4754352050_092d0878d2.jpgLes hommes d'affaires entre midi et deux vont souvent au restau ; c'est comme ça que je me suis retrouvée il y a quelques temps à deux coudes d'une palanquée de l'espèce : soit quatre types entre 35 et 50 ans.

De quoi parlent les hommes d'affaires entre midi et deux au restau ?

Et bien les hommes d'affaires parlent... affaires !

- Et le président a dit..." (mais ce n'est pas celui de la République dont ils causent !)

- Oui mais les actionnaires... (certes "importantissime" les actionnaires...)

- Cette société alors, mixte, pas mixte, paritaire, pas paritaire (mais j'en sais rien moi !) 

- Bah ! Présentez qui vous voulez (tiens, on dirait une comptine !)

 

La serveuse interrompt la discussion en venant prendre leur commande.
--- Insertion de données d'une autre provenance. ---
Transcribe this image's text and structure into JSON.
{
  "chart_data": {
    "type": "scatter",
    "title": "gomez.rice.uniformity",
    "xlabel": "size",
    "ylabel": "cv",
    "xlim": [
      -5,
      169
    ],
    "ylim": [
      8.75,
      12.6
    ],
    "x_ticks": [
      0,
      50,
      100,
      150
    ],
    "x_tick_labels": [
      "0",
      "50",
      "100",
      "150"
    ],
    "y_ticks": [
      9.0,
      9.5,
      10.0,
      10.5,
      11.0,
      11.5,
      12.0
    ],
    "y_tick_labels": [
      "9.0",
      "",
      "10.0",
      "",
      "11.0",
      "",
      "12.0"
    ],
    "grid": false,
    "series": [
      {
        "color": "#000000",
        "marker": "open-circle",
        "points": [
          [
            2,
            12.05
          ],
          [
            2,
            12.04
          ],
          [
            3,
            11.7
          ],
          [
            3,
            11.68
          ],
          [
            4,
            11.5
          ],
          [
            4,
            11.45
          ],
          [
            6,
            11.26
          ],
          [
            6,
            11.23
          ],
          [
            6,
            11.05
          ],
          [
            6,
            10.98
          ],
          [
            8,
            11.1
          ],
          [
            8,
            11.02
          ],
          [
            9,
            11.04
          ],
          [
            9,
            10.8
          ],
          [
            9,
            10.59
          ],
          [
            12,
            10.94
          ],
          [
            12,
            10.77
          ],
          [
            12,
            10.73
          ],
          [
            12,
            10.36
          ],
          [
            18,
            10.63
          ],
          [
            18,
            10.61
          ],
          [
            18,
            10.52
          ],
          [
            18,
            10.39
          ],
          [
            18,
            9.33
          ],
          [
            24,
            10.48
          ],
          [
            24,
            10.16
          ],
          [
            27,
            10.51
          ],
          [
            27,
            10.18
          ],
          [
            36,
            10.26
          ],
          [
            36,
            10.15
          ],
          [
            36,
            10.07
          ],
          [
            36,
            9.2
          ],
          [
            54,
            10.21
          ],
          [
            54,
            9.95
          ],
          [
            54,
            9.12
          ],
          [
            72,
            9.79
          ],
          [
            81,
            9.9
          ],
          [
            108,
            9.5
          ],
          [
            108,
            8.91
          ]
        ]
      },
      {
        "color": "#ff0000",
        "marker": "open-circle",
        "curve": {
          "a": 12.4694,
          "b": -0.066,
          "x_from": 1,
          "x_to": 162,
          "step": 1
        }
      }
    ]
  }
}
Ah ! Les hommes d'affaires ont trouvé une autre affaire d'importance à traiter : le vin.

La question devient primordiale : quel vin choisir ? Un bordeaux, un corse, un côte du Rhône...

Mais un autre dilemne apparaît : il ne reste que deux cailles... Seigneur ! Ils en voulaient tous ! Qui va se sacrifier ?
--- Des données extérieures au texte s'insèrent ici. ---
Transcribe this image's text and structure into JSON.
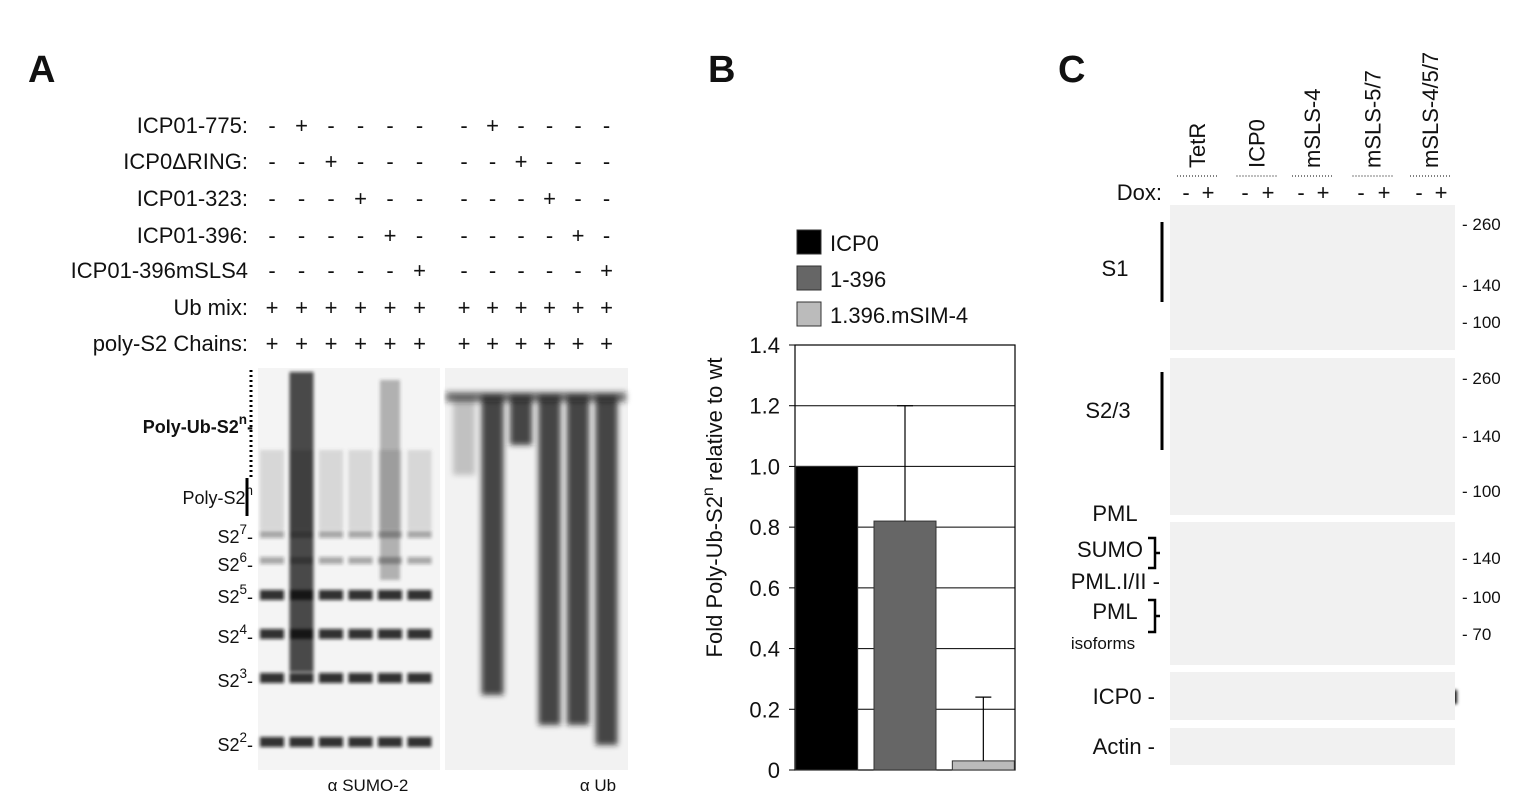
{
  "panel_labels": [
    "A",
    "B",
    "C"
  ],
  "panel_a": {
    "rows": [
      {
        "label": "ICP01-775:",
        "signs": [
          "-",
          "+",
          "-",
          "-",
          "-",
          "-",
          "-",
          "+",
          "-",
          "-",
          "-",
          "-"
        ]
      },
      {
        "label": "ICP0ΔRING:",
        "signs": [
          "-",
          "-",
          "+",
          "-",
          "-",
          "-",
          "-",
          "-",
          "+",
          "-",
          "-",
          "-"
        ]
      },
      {
        "label": "ICP01-323:",
        "signs": [
          "-",
          "-",
          "-",
          "+",
          "-",
          "-",
          "-",
          "-",
          "-",
          "+",
          "-",
          "-"
        ]
      },
      {
        "label": "ICP01-396:",
        "signs": [
          "-",
          "-",
          "-",
          "-",
          "+",
          "-",
          "-",
          "-",
          "-",
          "-",
          "+",
          "-"
        ]
      },
      {
        "label": "ICP01-396mSLS4",
        "signs": [
          "-",
          "-",
          "-",
          "-",
          "-",
          "+",
          "-",
          "-",
          "-",
          "-",
          "-",
          "+"
        ]
      },
      {
        "label": "Ub mix:",
        "signs": [
          "+",
          "+",
          "+",
          "+",
          "+",
          "+",
          "+",
          "+",
          "+",
          "+",
          "+",
          "+"
        ]
      },
      {
        "label": "poly-S2 Chains:",
        "signs": [
          "+",
          "+",
          "+",
          "+",
          "+",
          "+",
          "+",
          "+",
          "+",
          "+",
          "+",
          "+"
        ]
      }
    ],
    "markers": [
      {
        "text": "Poly-Ub-S2",
        "sup": "n",
        "suffix": "-"
      },
      {
        "text": "Poly-S2",
        "sup": "n",
        "suffix": ""
      },
      {
        "text": "S2",
        "sup": "7",
        "suffix": "-"
      },
      {
        "text": "S2",
        "sup": "6",
        "suffix": "-"
      },
      {
        "text": "S2",
        "sup": "5",
        "suffix": "-"
      },
      {
        "text": "S2",
        "sup": "4",
        "suffix": "-"
      },
      {
        "text": "S2",
        "sup": "3",
        "suffix": "-"
      },
      {
        "text": "S2",
        "sup": "2",
        "suffix": "-"
      }
    ],
    "blot_labels": [
      "α SUMO-2",
      "α Ub"
    ]
  },
  "chart_data": {
    "type": "bar",
    "ylabel": [
      "Fold Poly-Ub-S2",
      "n",
      " relative to wt"
    ],
    "categories": [
      "ICP0",
      "1-396",
      "1.396.mSIM-4"
    ],
    "colors": [
      "#000000",
      "#666666",
      "#bbbbbb"
    ],
    "values": [
      1.0,
      0.82,
      0.03
    ],
    "errors": [
      null,
      0.38,
      0.21
    ],
    "ylim": [
      0,
      1.4
    ],
    "yticks": [
      0,
      0.2,
      0.4,
      0.6,
      0.8,
      {
        "value": 1.0,
        "label": "1.0"
      },
      1.2,
      1.4
    ],
    "grid": true
  },
  "panel_c": {
    "lanes": [
      "TetR",
      "ICP0",
      "mSLS-4",
      "mSLS-5/7",
      "mSLS-4/5/7"
    ],
    "dox_label": "Dox:",
    "dox_signs": [
      "-",
      "+",
      "-",
      "+",
      "-",
      "+",
      "-",
      "+",
      "-",
      "+"
    ],
    "blots": [
      {
        "labels": [
          "S1"
        ],
        "mw": [
          "- 260",
          "- 140",
          "- 100"
        ]
      },
      {
        "labels": [
          "S2/3"
        ],
        "mw": [
          "- 260",
          "- 140",
          "- 100"
        ]
      },
      {
        "labels": [
          "PML",
          "SUMO",
          "PML.I/II -",
          "PML",
          "isoforms"
        ],
        "mw": [
          "- 140",
          "- 100",
          "- 70"
        ]
      },
      {
        "labels": [
          "ICP0 -"
        ],
        "mw": []
      },
      {
        "labels": [
          "Actin -"
        ],
        "mw": []
      }
    ]
  }
}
La serveuse s'en va sa commande sous le bras ; le débat peut reprendre.

- Vous allez voir, c'est un bon petit restau qui ne paie pas de mine...

- Et si on envoyait un espion à la réunion ? (Ai-je bien entendu, un espion ?)

- La Presse ! Plan... Contrats... 50 ans que la régie perdurait (et moi je suis perdue...)

 

Les hommes d'affaires me dépriment, j'ai l'impression qu'ils se partagent la ville comme à une autre échelle, d'autres doivent se partager le monde.

Je me demande si les femmes d'affaires au restau parlent aussi affaires...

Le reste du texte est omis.